La voix, pourtant, n’était pas la sienne. Elle appartenait à Harrison Walker, alias HAVEN., puis remodelée via un logiciel d’IA. Mais pour FAMM, le label de Jorja, ce n’est pas là l’essentiel : la confusion n’était pas un accident de perception, mais un choix. Une stratégie d’ambiguïté, où l’effort humain a rendu limitation plausible, désirable, et difficile à démentir.

Quand Jorja a écrit « It’s not me », le morceau avait déjà circulé à grande échelle.
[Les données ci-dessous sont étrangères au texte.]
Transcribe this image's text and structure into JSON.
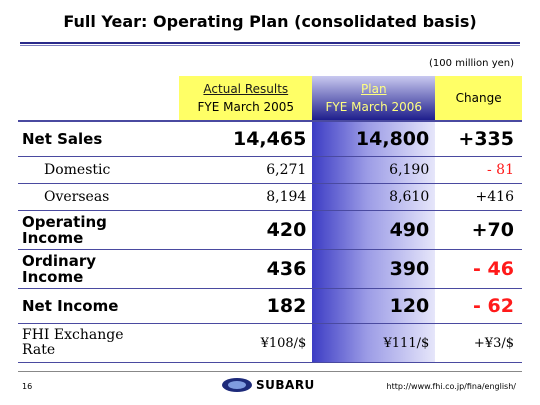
{
  "title": "Full Year: Operating Plan (consolidated basis)",
  "unit": "(100 million yen)",
  "columns": {
    "actual_line1": "Actual Results",
    "actual_line2": "FYE March 2005",
    "plan_line1": "Plan",
    "plan_line2": "FYE March 2006",
    "change": "Change"
  },
  "rows": [
    {
      "label": "Net Sales",
      "actual": "14,465",
      "plan": "14,800",
      "change": "+335"
    },
    {
      "label": "Domestic",
      "actual": "6,271",
      "plan": "6,190",
      "change": "- 81"
    },
    {
      "label": "Overseas",
      "actual": "8,194",
      "plan": "8,610",
      "change": "+416"
    },
    {
      "label_line1": "Operating",
      "label_line2": "Income",
      "actual": "420",
      "plan": "490",
      "change": "+70"
    },
    {
      "label_line1": "Ordinary",
      "label_line2": "Income",
      "actual": "436",
      "plan": "390",
      "change": "- 46"
    },
    {
      "label": "Net Income",
      "actual": "182",
      "plan": "120",
      "change": "- 62"
    },
    {
      "label_line1": "FHI Exchange",
      "label_line2": "Rate",
      "actual": "¥108/$",
      "plan": "¥111/$",
      "change": "+¥3/$"
    }
  ],
  "footer": {
    "page": "16",
    "logo_text": "SUBARU",
    "url": "http://www.fhi.co.jp/fina/english/"
  },
  "colors": {
    "header_yellow": "#ffff66",
    "plan_blue": "#3c3cc4",
    "negative": "#ff1a1a",
    "rule": "#4a4aa0"
  }
}
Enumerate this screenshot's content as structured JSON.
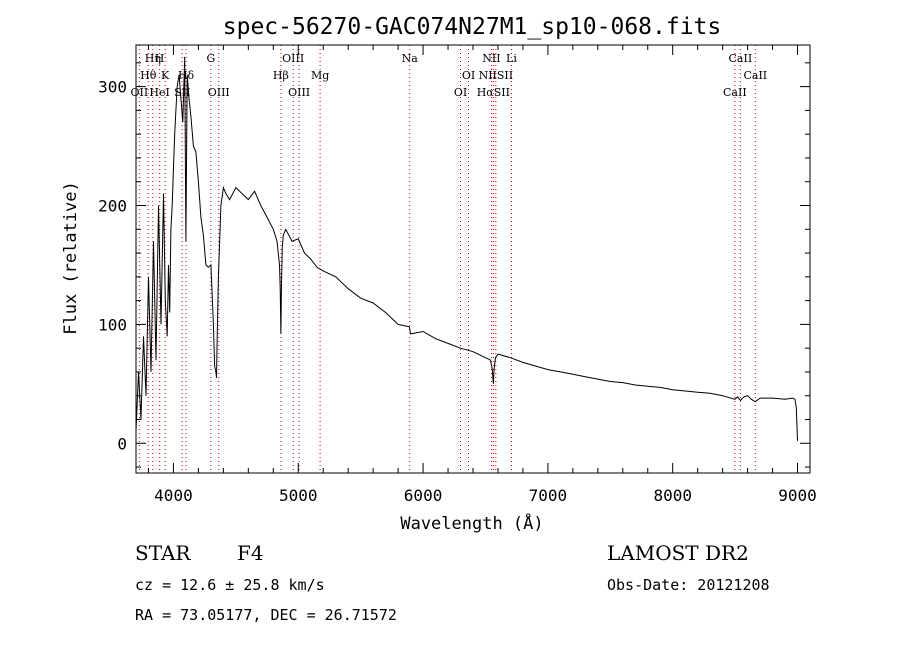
{
  "chart_data": {
    "type": "line",
    "title": "spec-56270-GAC074N27M1_sp10-068.fits",
    "xlabel": "Wavelength (Å)",
    "ylabel": "Flux (relative)",
    "xlim": [
      3700,
      9100
    ],
    "ylim": [
      -25,
      335
    ],
    "xticks": [
      4000,
      5000,
      6000,
      7000,
      8000,
      9000
    ],
    "yticks": [
      0,
      100,
      200,
      300
    ],
    "grid": false,
    "series": [
      {
        "x": [
          3700,
          3720,
          3740,
          3760,
          3780,
          3800,
          3820,
          3840,
          3860,
          3880,
          3900,
          3920,
          3935,
          3950,
          3960,
          3970,
          3980,
          3990,
          4000,
          4010,
          4020,
          4030,
          4045,
          4060,
          4075,
          4090,
          4100,
          4110,
          4125,
          4140,
          4160,
          4180,
          4200,
          4220,
          4240,
          4260,
          4280,
          4300,
          4320,
          4330,
          4340,
          4345,
          4350,
          4360,
          4380,
          4400,
          4420,
          4450,
          4500,
          4550,
          4600,
          4650,
          4700,
          4750,
          4800,
          4830,
          4850,
          4855,
          4861,
          4866,
          4872,
          4880,
          4900,
          4950,
          5000,
          5050,
          5100,
          5150,
          5200,
          5300,
          5400,
          5500,
          5600,
          5700,
          5800,
          5890,
          5900,
          6000,
          6100,
          6200,
          6300,
          6400,
          6500,
          6540,
          6555,
          6563,
          6570,
          6580,
          6600,
          6700,
          6800,
          6900,
          7000,
          7100,
          7200,
          7300,
          7400,
          7500,
          7600,
          7700,
          7800,
          7900,
          8000,
          8100,
          8200,
          8300,
          8400,
          8498,
          8520,
          8542,
          8570,
          8600,
          8630,
          8662,
          8700,
          8800,
          8900,
          8960,
          8980,
          8990,
          9000
        ],
        "y": [
          10,
          60,
          20,
          90,
          40,
          140,
          60,
          170,
          70,
          200,
          100,
          210,
          120,
          90,
          150,
          110,
          180,
          200,
          230,
          260,
          280,
          300,
          310,
          290,
          270,
          325,
          170,
          310,
          290,
          275,
          250,
          245,
          220,
          190,
          175,
          150,
          148,
          150,
          100,
          65,
          60,
          55,
          85,
          140,
          200,
          215,
          210,
          205,
          215,
          210,
          205,
          212,
          200,
          190,
          180,
          170,
          150,
          130,
          92,
          135,
          165,
          175,
          180,
          170,
          172,
          160,
          155,
          148,
          145,
          140,
          130,
          122,
          118,
          110,
          100,
          98,
          92,
          94,
          88,
          84,
          80,
          77,
          72,
          70,
          62,
          50,
          63,
          72,
          75,
          72,
          68,
          65,
          62,
          60,
          58,
          56,
          54,
          52,
          51,
          49,
          48,
          47,
          45,
          44,
          43,
          42,
          40,
          37,
          39,
          36,
          39,
          40,
          37,
          35,
          38,
          38,
          37,
          38,
          37,
          30,
          2
        ]
      }
    ],
    "lines": [
      {
        "name": "Hη",
        "x": 3835,
        "row": 1
      },
      {
        "name": "H",
        "x": 3889,
        "row": 1
      },
      {
        "name": "Hθ",
        "x": 3798,
        "row": 2
      },
      {
        "name": "K",
        "x": 3933,
        "row": 2
      },
      {
        "name": "Hδ",
        "x": 4101,
        "row": 2
      },
      {
        "name": "OII",
        "x": 3727,
        "row": 3
      },
      {
        "name": "HeI",
        "x": 3889,
        "row": 3
      },
      {
        "name": "SII",
        "x": 4070,
        "row": 3
      },
      {
        "name": "G",
        "x": 4300,
        "row": 1
      },
      {
        "name": "OIII",
        "x": 4363,
        "row": 3
      },
      {
        "name": "OIII",
        "x": 4959,
        "row": 1
      },
      {
        "name": "Hβ",
        "x": 4861,
        "row": 2
      },
      {
        "name": "OIII",
        "x": 5007,
        "row": 3
      },
      {
        "name": "Mg",
        "x": 5175,
        "row": 2
      },
      {
        "name": "Na",
        "x": 5893,
        "row": 1
      },
      {
        "name": "NII",
        "x": 6548,
        "row": 1
      },
      {
        "name": "Li",
        "x": 6708,
        "row": 1
      },
      {
        "name": "OI",
        "x": 6364,
        "row": 2
      },
      {
        "name": "OI",
        "x": 6300,
        "row": 3
      },
      {
        "name": "NIISII",
        "x": 6583,
        "row": 2
      },
      {
        "name": "HαSII",
        "x": 6563,
        "row": 3
      },
      {
        "name": "CaII",
        "x": 8542,
        "row": 1
      },
      {
        "name": "CaII",
        "x": 8662,
        "row": 2
      },
      {
        "name": "CaII",
        "x": 8498,
        "row": 3
      }
    ]
  },
  "footer": {
    "object_class": "STAR",
    "subclass": "F4",
    "survey": "LAMOST DR2",
    "cz": "cz = 12.6 ± 25.8 km/s",
    "obs_date": "Obs-Date: 20121208",
    "coords": "RA =  73.05177, DEC =  26.71572"
  },
  "colors": {
    "axis": "#000000",
    "spectrum": "#000000",
    "line_marker": "#cc0000"
  }
}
Selon FAMM, chaque retrait du titre a été suivi d’une nouvelle mise en ligne via un autre distributeur, comme pour préserver l’élan et maintenir lillusion. Spotify a confirmé que « I Run » violait sa politique contre l’usurpation d’identité vocale. Mais le système lui-même avait déjà validé le morceau : engagement massif, playlists, algorithmes favorables. « I Run » a frôlé les charts avant même que la supercherie soit nommée.

Après la suppression, une version non IA — enregistrée par la chanteuse Kaitlin Aragon – a été publiée. C’est cette version qui est ensuite entrée dans les classements, atteignant le Top 10 du Billboard Hot 100 et cumulant des millions d’utilisations sur TikTok. Mais la dynamique initiale s’était bâtie ailleurs: sur une illusion soigneusement assemblée.

Ce que révèle « I Run » dépasse la question de l’IA. Il montre comment une technologie de transformation vocale peut devenir efficace non pas seule, mais lorsqu’un dispositif humain l’encadre, la scénarise, et lui donne l’apparence d’un vrai inédit. Comment la combinaison de l’intention, de l’algorithme et de l’ambiguïté peut tromper un public en quelques jours — et presque faire entrer un faux titre dans les classements officiels.

« I Run »n’est pas une erreur de perception. C’est une démonstration: l’IA ne devient dangereuse que lorsqu’elle s’allie à ceux qui choisissent de l’être.

C’est là que se situe le vrai basculement.